Le Space Act, adopté en 2015 exclusivement par et pour les États-Unis, rompt unilatéralement une partie du traité de l’espace en autorisant les entreprises américaines privées à explorer et exploiter les ressources spatiales, notamment minières. En clair, il serait théoriquement légal dans le droit américain, pour une entreprise basée sur le sol états-unien, de miner un astéroïde pour y récupérer de l’eau, des minéraux.
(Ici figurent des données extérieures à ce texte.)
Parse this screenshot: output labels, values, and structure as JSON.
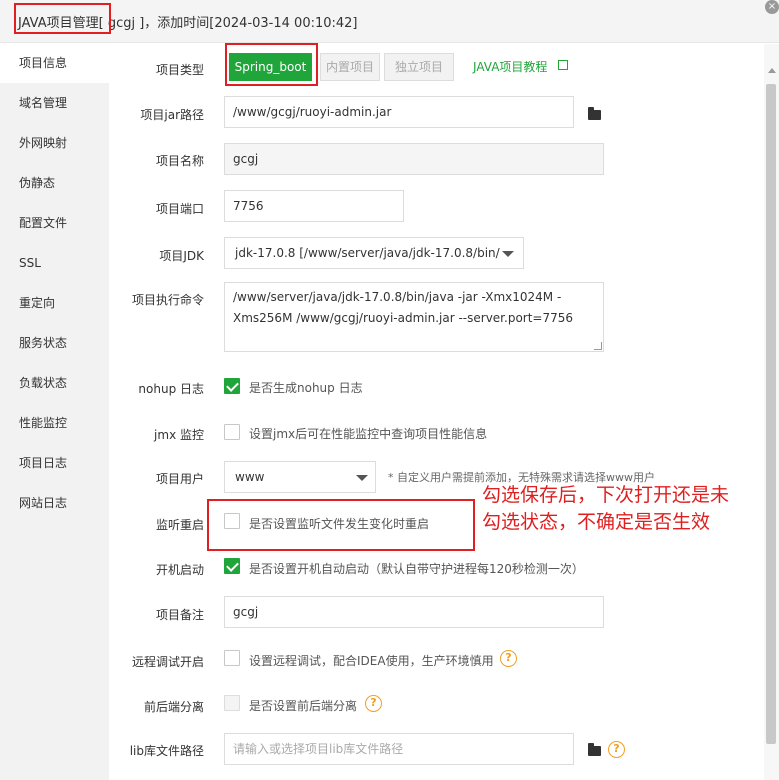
{
  "window": {
    "title_prefix": "JAVA项目管理",
    "title_rest": "[ gcgj ]，添加时间[2024-03-14 00:10:42]",
    "close_glyph": "×"
  },
  "sidebar": {
    "items": [
      {
        "label": "项目信息",
        "active": true
      },
      {
        "label": "域名管理"
      },
      {
        "label": "外网映射"
      },
      {
        "label": "伪静态"
      },
      {
        "label": "配置文件"
      },
      {
        "label": "SSL"
      },
      {
        "label": "重定向"
      },
      {
        "label": "服务状态"
      },
      {
        "label": "负载状态"
      },
      {
        "label": "性能监控"
      },
      {
        "label": "项目日志"
      },
      {
        "label": "网站日志"
      }
    ]
  },
  "form": {
    "project_type": {
      "label": "项目类型",
      "options": [
        "Spring_boot",
        "内置项目",
        "独立项目"
      ],
      "selected": "Spring_boot",
      "tutorial_link": "JAVA项目教程"
    },
    "jar_path": {
      "label": "项目jar路径",
      "value": "/www/gcgj/ruoyi-admin.jar"
    },
    "name": {
      "label": "项目名称",
      "value": "gcgj"
    },
    "port": {
      "label": "项目端口",
      "value": "7756"
    },
    "jdk": {
      "label": "项目JDK",
      "value": "jdk-17.0.8 [/www/server/java/jdk-17.0.8/bin/"
    },
    "command": {
      "label": "项目执行命令",
      "line1": "/www/server/java/jdk-17.0.8/bin/java  -jar -Xmx1024M -",
      "line2": "Xms256M  /www/gcgj/ruoyi-admin.jar --server.port=7756"
    },
    "nohup": {
      "label": "nohup 日志",
      "text": "是否生成nohup 日志",
      "checked": true
    },
    "jmx": {
      "label": "jmx 监控",
      "text": "设置jmx后可在性能监控中查询项目性能信息",
      "checked": false
    },
    "user": {
      "label": "项目用户",
      "value": "www",
      "hint": "* 自定义用户需提前添加，无特殊需求请选择www用户"
    },
    "watch_restart": {
      "label": "监听重启",
      "text": "是否设置监听文件发生变化时重启",
      "checked": false
    },
    "autostart": {
      "label": "开机启动",
      "text": "是否设置开机自动启动（默认自带守护进程每120秒检测一次）",
      "checked": true
    },
    "remark": {
      "label": "项目备注",
      "value": "gcgj"
    },
    "remote_debug": {
      "label": "远程调试开启",
      "text": "设置远程调试，配合IDEA使用，生产环境慎用",
      "checked": false
    },
    "separation": {
      "label": "前后端分离",
      "text": "是否设置前后端分离",
      "checked": false
    },
    "lib_path": {
      "label": "lib库文件路径",
      "placeholder": "请输入或选择项目lib库文件路径"
    }
  },
  "annotation": {
    "text": "勾选保存后，下次打开还是未勾选状态，不确定是否生效"
  },
  "colors": {
    "accent": "#20a53a",
    "annotation_red": "#e02020",
    "help_orange": "#f0a020",
    "sidebar_bg": "#f2f2f2"
  },
  "icons": {
    "folder": "folder-icon",
    "external": "external-link-icon",
    "help": "help-icon",
    "close": "close-icon"
  }
}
Cependant, même cette loi ne permet pas d’acquérir une planète : « Le Congrès estime que les États-Unis n’affirment pas, par la promulgation de cette loi, leur souveraineté ou leurs droits souverains ou exclusifs ou leur juridiction sur tout corps céleste ou leur propriété », est-il indiqué dans la loi.
On en revient donc toujours à ce même principe juridique : on ne peut posséder un territoire pour lequel il n’existe aucune autorité reconnue pour conférer cette propriété, et le qualificatif « reconnue » est ici essentiel. « Depuis longtemps, des gens ‘vendent’ des parcelles sur la Lune et d’autres corps célestes. En général, ces parcelles sont accompagnées d’un certificat de propriété ou d’un ‘acte’ quelconque. Encore une fois, ce document n’aura que la force de l’autorité qui le délivre », ajoute Michelle Hanlon.
Cela signifie que si l’on vous vend une parcelle d’une lune ou bien une planète, vous aurez dépensé des milliers de dollars et obtenu divers certificats, mais vous n’en serez pas réellement propriétaire, car l’acte de propriété n’aura aucune valeur admise par des entités autres que vous et celle qui vous l’a vendu. Cela a des impacts très pratico-pratiques : « La première et principale question est celle de l’applicabilité. Si vous ‘achetez »‘une planète, comment allez-vous empêcher quelqu’un d’autre d’y aller ? ». Les « documents » auxquels fait référence Grimes existent donc peut-être, mais n’ont aucune valeur.
Le droit de l’espace sera amené à évoluer
Si acheter une planète n’est de fait pas possible à l’heure actuelle, cette actualité rappelle que c’est un enjeu de l’odyssée spatiale. « Le fait est qu’il existe des ressources précieuses dans l’espace et que la Déclaration universelle des droits de l’Homme indique que tout être humain a le droit de posséder des biens », rappelle Michelle Hanlon. Or, le droit international s’applique à l’espace, puisqu’un traité aborde concrètement cette zone extra-atmosphérique. « La communauté internationale doit donc décider comment transférer le concept de propriété à d’autres corps célestes » pour résoudre ce vide juridique.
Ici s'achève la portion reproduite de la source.